| Veranstaltung: | XIII. Mitgliederversammlung JUNOS Schüler:innen |
|---|---|
| Tagesordnungspunkt: | 16.3. Weitere Anträge |
| Status: | Beschluss |
| Beschluss durch: | XIII. Mitgliederversammlung |
| Beschlossen am: | 19.07.2026 |
| Basierend auf: | A5: Gleiches gleich behandeln: Bundesweite Regelungen für die Durchführung der LSV-Wahlen |
Gleiches gleich behandeln: Bundesweite Regelungen für die Durchführung der LSV-Wahlen
Beschlusstext
Die Wahlen der Landesschüler:innenvertretungen sind das zentrale demokratische
Instrument der überschulischen Schüler:innenvertretung in Österreich. Obwohl sie
ausschließlich bundesgesetzlich geregelt sind, unterscheiden sich ihre
organisatorische Durchführung und teilweise auch ihre rechtliche Auslegung
zwischen den Bundesländern erheblich. Dies führt dazu, dass Wahlberechtigte und
wahlwerbende Fraktionen je nach Bundesland mit unterschiedlichen Voraussetzungen
konfrontiert sind, obwohl sie an derselben bundesgesetzlich geregelten Wahl
teilnehmen.
Beispielsweise bei den Stimmrechtsübertragungen bestehen unterschiedliche
Rechtsansichten zwischen den Bundesländern. Sowohl die verwendeten Formulare als
auch die Auslegung der gesetzlichen Möglichkeiten unterscheiden sich teilweise
erheblich. So ist es in manchen Bundesländern möglich, das Stimmrecht
unmittelbar auf die zweite Stellvertretung zu übertragen, während dies in
anderen Bundesländern ausgeschlossen wird. Unterschiedliche Interpretationen
bundesgesetzlicher Bestimmungen führen jedoch zu Rechtsunsicherheit und
ungleichen Bedingungen für Wahlberechtigte.

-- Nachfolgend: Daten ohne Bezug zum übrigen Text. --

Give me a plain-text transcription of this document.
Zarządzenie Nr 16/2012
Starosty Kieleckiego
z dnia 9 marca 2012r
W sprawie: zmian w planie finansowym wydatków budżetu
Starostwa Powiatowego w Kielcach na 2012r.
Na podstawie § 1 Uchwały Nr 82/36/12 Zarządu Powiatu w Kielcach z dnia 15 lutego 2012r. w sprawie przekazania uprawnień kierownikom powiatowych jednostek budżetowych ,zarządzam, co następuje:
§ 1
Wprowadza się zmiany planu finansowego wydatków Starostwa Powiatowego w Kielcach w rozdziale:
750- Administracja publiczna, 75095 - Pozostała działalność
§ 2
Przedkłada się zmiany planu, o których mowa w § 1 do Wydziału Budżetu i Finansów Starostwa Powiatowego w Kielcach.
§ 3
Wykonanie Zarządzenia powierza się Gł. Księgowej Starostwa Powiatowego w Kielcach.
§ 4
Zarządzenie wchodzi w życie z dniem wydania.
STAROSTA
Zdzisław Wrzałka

Deshalb fordern wir, österreichweit einheitliche Formulare sowie eine
einheitliche Auslegung der Regelungen über Stimmrechtsübertragungen
sicherzustellen.
Ein weiteres Problem zeigt sich bei der Durchführung der Wählerversammlungen
(Hearings). Diese werden in den Bundesländern unterschiedlich organisiert und
moderiert. Häufig übernehmen amtierende Landesschulsprecher:innen die
Moderation, obwohl sie selbst einer kandidierenden Fraktion angehören. Darüber
hinaus ist unterschiedlich geregelt, ob Vertreter:innen der kandidierenden
Fraktionen als stille Beobachter an den Wählerversammlungen teilnehmen dürfen.
Einheitliche Standards würden sowohl die Neutralität als auch die Transparenz
des Verfahrens stärken.
Deshalb fordern wir, dass Wählerversammlungen einheitlich umgesetzt
werden. Diese sollen insbesondere die Moderation sowie die Teilnahme von
Vertreter:innen kandidierender Fraktionen regeln.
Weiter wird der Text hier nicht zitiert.